Budde also drew condemnation from some conservative Christians, including Graham, who told a podcast it sounded like the cathedral had been taken over by “gay activists”. Worship leader Sean Feucht described it as a “service of demonic perversion” by a “woke LGBT mafia bishop woman” who tried to “destroy a beautiful inauguration of hope”. Budde has said in subsequent interviews that she was not seeking to grandstand or humiliate Trump, but felt she must challenge the president to show God’s mercy after his slew of executive orders on inauguration day.

Abortion

As ever, abortion remains close to the top of many American Christians’ political agendas, and the new Trump era kicked off with a round of pardons designed to appeal to this constituency. Twenty-three people who had been convicted of blocking access to abortion clinics - in sometimes violent confrontations - were released from prison. The news was praised by pro-life activists at the March for Life in Washington last week, although some called for Trump to cut federal funding or support a ban on abortions.

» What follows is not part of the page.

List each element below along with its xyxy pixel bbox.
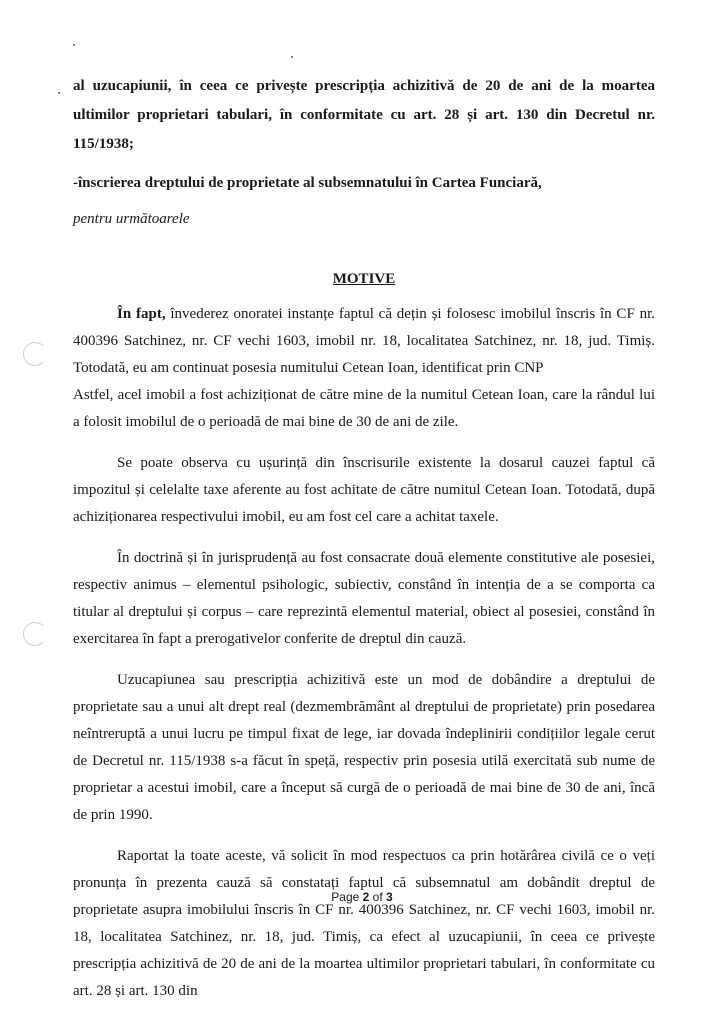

While it was Supreme Court judges appointed by Trump in his first term who were pivotal in overturning Roe vs Wade in 2022, the president has since stepped back from full-throated pro-life advocacy. Nonetheless, Vance made his first official address as VP during March for Life, declaring ”this administration stands by you”, while a pre-recorded message from Trump was also played.

In it, the president pledged to end the “weaponisation of law enforcement against Americans of faith” and said his pardoning of the pro-life prisoners showed “never again will religious persecution be allowed to happen again in America”.